O propósito de escrever sobre Elvira Foeppel apareceu de uma vez, com toda força, mas não rompeu a minha casca, ficou remoendo a ânsia de virar papel. Foi quando ela morreu. Enviou-me Maria Schaun a fotocópia da “Crônica da Capitania” do dia 3 de agosto de 1998, coluna de Hélio Pólvora no “A Região” de Ilhéus.

Naquele dia meu espírito se encheu da dor e da doçura da saudade de uma vida. A bela e extraordinária Elvira jazia agora, como suas letras, entre estantes esquecidas. Prometi acordá-la. Prometi não deixar que os bichos comessem suas palavras.

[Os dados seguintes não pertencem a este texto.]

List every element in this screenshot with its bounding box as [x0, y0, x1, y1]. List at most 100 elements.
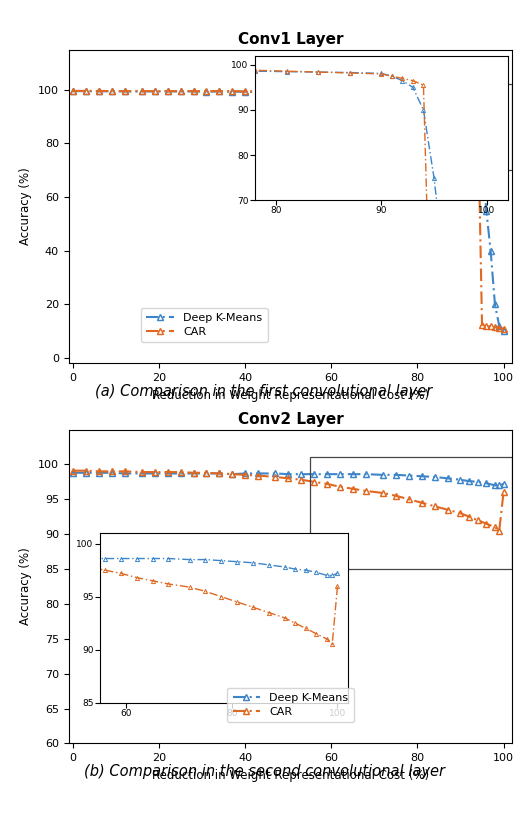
Deep K-Means: [298, 469, 304, 479]
Deep K-Means: [70, 468, 76, 477]
Deep K-Means: [479, 152, 485, 162]
CAR: [431, 501, 438, 511]
Deep K-Means: [203, 468, 210, 478]
Deep K-Means: [83, 86, 89, 96]
CAR: [483, 519, 489, 529]
Line: CAR: CAR: [70, 88, 507, 332]
CAR: [83, 466, 89, 476]
Deep K-Means: [121, 468, 128, 478]
CAR: [393, 491, 399, 501]
Deep K-Means: [242, 87, 248, 97]
Deep K-Means: [203, 87, 210, 97]
CAR: [229, 86, 235, 96]
Deep K-Means: [496, 481, 503, 491]
CAR: [466, 93, 472, 102]
Deep K-Means: [406, 471, 412, 481]
CAR: [311, 477, 317, 487]
CAR: [152, 468, 158, 477]
Deep K-Means: [475, 112, 481, 121]
CAR: [419, 498, 425, 508]
CAR: [363, 486, 369, 496]
Deep K-Means: [311, 88, 317, 97]
Deep K-Means: [380, 470, 386, 480]
CAR: [466, 512, 472, 522]
Deep K-Means: [363, 88, 369, 98]
CAR: [445, 505, 451, 515]
Deep K-Means: [177, 87, 184, 97]
CAR: [457, 508, 464, 518]
CAR: [492, 322, 498, 332]
Deep K-Means: [380, 88, 386, 98]
Line: CAR: CAR: [70, 468, 507, 534]
CAR: [496, 525, 503, 535]
CAR: [363, 88, 369, 97]
Text: (b) Comparison in the second convolutional layer: (b) Comparison in the second convolution…: [83, 764, 445, 779]
CAR: [475, 515, 481, 525]
CAR: [393, 88, 399, 97]
CAR: [152, 86, 158, 96]
CAR: [337, 87, 343, 97]
Title: Conv1 Layer: Conv1 Layer: [238, 32, 343, 47]
CAR: [70, 86, 76, 96]
CAR: [272, 87, 278, 97]
Line: Deep K-Means: Deep K-Means: [70, 88, 507, 335]
CAR: [96, 86, 102, 96]
CAR: [165, 468, 171, 477]
Deep K-Means: [501, 479, 507, 489]
Line: Deep K-Means: Deep K-Means: [70, 469, 507, 489]
CAR: [501, 487, 507, 497]
Title: Conv2 Layer: Conv2 Layer: [238, 412, 343, 427]
Deep K-Means: [311, 469, 317, 479]
Deep K-Means: [470, 98, 477, 108]
CAR: [406, 494, 412, 504]
CAR: [139, 86, 145, 96]
Deep K-Means: [466, 94, 472, 104]
Deep K-Means: [70, 86, 76, 96]
Deep K-Means: [431, 89, 438, 99]
Deep K-Means: [457, 90, 464, 100]
Deep K-Means: [466, 476, 472, 486]
Deep K-Means: [324, 469, 330, 479]
X-axis label: Reduction in Weight Representational Cost (%): Reduction in Weight Representational Cos…: [152, 769, 429, 781]
CAR: [191, 468, 197, 477]
Deep K-Means: [229, 87, 235, 97]
CAR: [191, 86, 197, 96]
CAR: [350, 484, 356, 494]
Deep K-Means: [457, 475, 464, 485]
Deep K-Means: [324, 88, 330, 97]
Deep K-Means: [431, 472, 438, 482]
CAR: [350, 87, 356, 97]
CAR: [203, 86, 210, 96]
CAR: [83, 86, 89, 96]
CAR: [492, 522, 498, 532]
Deep K-Means: [139, 468, 145, 478]
Y-axis label: Accuracy (%): Accuracy (%): [20, 548, 32, 625]
CAR: [121, 86, 128, 96]
Deep K-Means: [393, 470, 399, 480]
Deep K-Means: [337, 88, 343, 97]
CAR: [479, 320, 485, 330]
Legend: Deep K-Means, CAR: Deep K-Means, CAR: [141, 308, 268, 342]
CAR: [496, 323, 503, 333]
Deep K-Means: [496, 321, 503, 331]
Deep K-Means: [152, 87, 158, 97]
CAR: [337, 482, 343, 491]
CAR: [470, 94, 477, 104]
CAR: [380, 88, 386, 97]
Deep K-Means: [216, 87, 222, 97]
CAR: [457, 90, 464, 100]
Deep K-Means: [191, 87, 197, 97]
Deep K-Means: [272, 87, 278, 97]
Deep K-Means: [461, 92, 468, 102]
Deep K-Means: [165, 87, 171, 97]
CAR: [298, 87, 304, 97]
Deep K-Means: [255, 468, 261, 478]
Deep K-Means: [419, 472, 425, 482]
CAR: [431, 89, 438, 99]
Bar: [310, 458, 512, 569]
CAR: [121, 467, 128, 477]
X-axis label: Reduction in Weight Representational Cost (%): Reduction in Weight Representational Cos…: [152, 389, 429, 401]
CAR: [483, 321, 489, 331]
CAR: [216, 468, 222, 478]
Deep K-Means: [229, 469, 235, 479]
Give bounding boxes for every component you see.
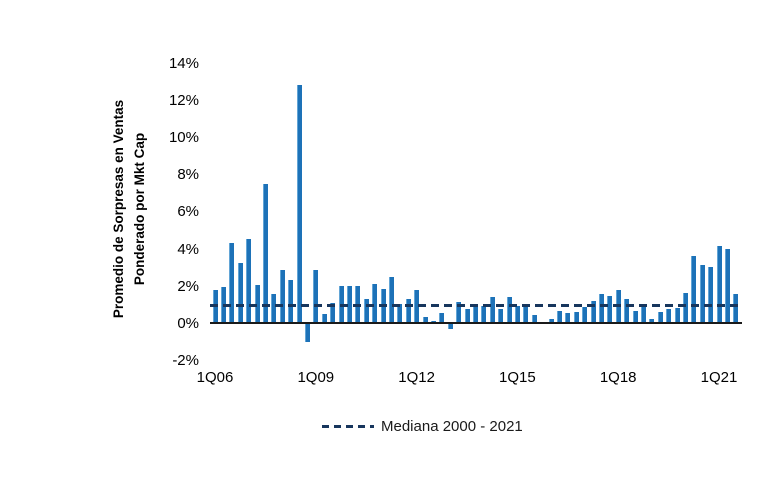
bar bbox=[447, 323, 453, 329]
bar bbox=[262, 184, 268, 323]
bar bbox=[363, 298, 369, 323]
bar bbox=[691, 256, 697, 323]
x-tick-label: 1Q06 bbox=[196, 369, 234, 386]
bar bbox=[489, 296, 495, 323]
bar bbox=[640, 305, 646, 323]
bar bbox=[372, 283, 378, 323]
legend: Mediana 2000 - 2021 bbox=[322, 418, 523, 435]
bar bbox=[682, 293, 688, 323]
bar bbox=[288, 280, 294, 323]
bar bbox=[632, 310, 638, 323]
bar bbox=[708, 267, 714, 323]
bar bbox=[674, 308, 680, 323]
bar bbox=[271, 294, 277, 323]
y-tick-label: 0% bbox=[177, 315, 199, 332]
bar bbox=[531, 314, 537, 323]
bar bbox=[456, 301, 462, 323]
y-tick-label: 4% bbox=[177, 240, 199, 258]
bar bbox=[481, 306, 487, 323]
bar bbox=[321, 313, 327, 323]
legend-label: Mediana 2000 - 2021 bbox=[381, 418, 523, 435]
bar bbox=[405, 298, 411, 323]
bar bbox=[464, 309, 470, 323]
bar bbox=[724, 248, 730, 323]
x-tick-label: 1Q12 bbox=[398, 369, 435, 386]
y-tick-label: 12% bbox=[168, 91, 199, 109]
x-tick-label: 1Q18 bbox=[599, 369, 637, 386]
bar bbox=[422, 317, 428, 323]
bar bbox=[498, 309, 504, 323]
bar bbox=[304, 323, 310, 342]
y-tick-label: 2% bbox=[177, 277, 199, 295]
bar bbox=[565, 312, 571, 323]
bar bbox=[388, 276, 394, 323]
bar bbox=[649, 319, 655, 323]
median-reference-line bbox=[210, 304, 742, 308]
bar bbox=[666, 309, 672, 323]
bar bbox=[279, 269, 285, 323]
bar bbox=[246, 239, 252, 323]
bar bbox=[657, 311, 663, 323]
y-tick-label: 10% bbox=[168, 129, 199, 146]
bar bbox=[237, 263, 243, 323]
bar bbox=[699, 265, 705, 323]
y-tick-label: 14% bbox=[168, 54, 199, 72]
y-tick-label: -2% bbox=[172, 352, 199, 370]
y-tick-label: 8% bbox=[177, 166, 199, 184]
bar bbox=[514, 306, 520, 323]
bar bbox=[254, 284, 260, 323]
bar bbox=[296, 84, 302, 323]
x-axis-line bbox=[210, 322, 742, 324]
bar bbox=[573, 311, 579, 323]
bar bbox=[590, 300, 596, 323]
bar bbox=[439, 312, 445, 323]
bar bbox=[556, 310, 562, 323]
bar bbox=[607, 296, 613, 323]
bar bbox=[548, 319, 554, 323]
dashed-line-legend-icon bbox=[322, 425, 374, 428]
bar bbox=[624, 298, 630, 323]
x-tick-label: 1Q09 bbox=[297, 369, 335, 386]
y-axis-title-line1: Promedio de Sorpresas en Ventas bbox=[111, 99, 127, 319]
bar bbox=[523, 304, 529, 323]
bar bbox=[229, 243, 235, 323]
bar bbox=[397, 304, 403, 323]
bar bbox=[716, 245, 722, 323]
bar bbox=[582, 307, 588, 323]
x-tick-label: 1Q21 bbox=[700, 369, 738, 386]
bar bbox=[598, 294, 604, 323]
bar bbox=[313, 269, 319, 323]
bar bbox=[472, 306, 478, 323]
y-tick-label: 6% bbox=[177, 203, 199, 221]
bar bbox=[506, 296, 512, 323]
bar bbox=[330, 302, 336, 323]
bar bbox=[733, 294, 739, 323]
x-tick-label: 1Q15 bbox=[499, 369, 536, 386]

Lá de trás veio um menino de dez anos, rolando um puff redondo sobre os compridos sofás do acolhedor apartamento da Glória. Rolava a meninice irreverente diante de uma mãe aflita que insistia em não ouvir a displicência de Elvira pelo “problema”. Ela parecia ter uma atenção especial por minha mãe, sua prima, talvez por serem duas Elviras. Desfilava suas idéias para trazê-la mais para perto do seu irrequieto mundo. Mundo de “gente” a quem se referia sempre tocando a ponta do indicador na têmpora, sugerindo que “gente” era quem pensava.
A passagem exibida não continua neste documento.